Location Broker Data
Each entry in a Location Broker database contains information about an object and an interface, and it contains the location of a server that exports the interface to the object.
The records in a database entry are as follows:
| Item | Description |
|---|---|
| Object UUID | Specifies a universally unique identifier (UUID) of the object. |
| Type UUID | Identifies a unique identifier that specifies the type of the object. |
| Interface UUID | Indicates a unique identifier of the interface to the object. |
| Flag | Specifies a flag that indicates if the object is global (and should be registered in the GLB database). |
| Annotation | Contains 64 characters of user-defined information. |
| Socket Address Length | Specifies the length of the socket address field. |
| Socket Address | Indicates the location of the server that exports the interface to the object. |
Each database entry contains one object UUID, one interface UUID, and one socket address. This means a Location Broker database must have an entry for each possible combination of object, interface, and socket address. For example, the database must have 10 entries for a server that does the following:
- Listens on two sockets, socket_a and socket_b.
- Exports interface_1 for object_x, object_y, and object_z.
- Exports interface_2 for object_p and object_q.
The server must make a total of 10 calls to the lb_$register routine to completely register its interfaces and objects.
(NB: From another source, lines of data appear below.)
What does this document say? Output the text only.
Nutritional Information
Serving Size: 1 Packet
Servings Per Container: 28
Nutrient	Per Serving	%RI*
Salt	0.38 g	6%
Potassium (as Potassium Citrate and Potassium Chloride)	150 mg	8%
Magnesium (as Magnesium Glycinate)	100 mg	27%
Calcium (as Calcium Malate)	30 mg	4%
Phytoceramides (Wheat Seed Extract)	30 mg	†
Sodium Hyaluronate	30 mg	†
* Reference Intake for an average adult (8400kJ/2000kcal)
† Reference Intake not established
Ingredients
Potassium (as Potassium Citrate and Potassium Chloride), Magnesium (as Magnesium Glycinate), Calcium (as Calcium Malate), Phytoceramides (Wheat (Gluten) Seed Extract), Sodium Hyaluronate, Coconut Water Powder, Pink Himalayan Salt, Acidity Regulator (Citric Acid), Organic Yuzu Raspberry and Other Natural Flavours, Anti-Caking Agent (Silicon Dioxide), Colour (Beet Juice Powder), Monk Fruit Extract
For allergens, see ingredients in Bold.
You can look up Location Broker information by using any combination of the object UUID, type UUID, and interface UUID as keys. You can also request the information from the GLB database or from a particular LLB database. Therefore, you can obtain information about all objects of a specific type, all hosts with a specific interface to an object, or even all objects and interfaces at a specific host. For example, you can find the addresses of all remotely available array processors by looking up all entries with the arrayproc type.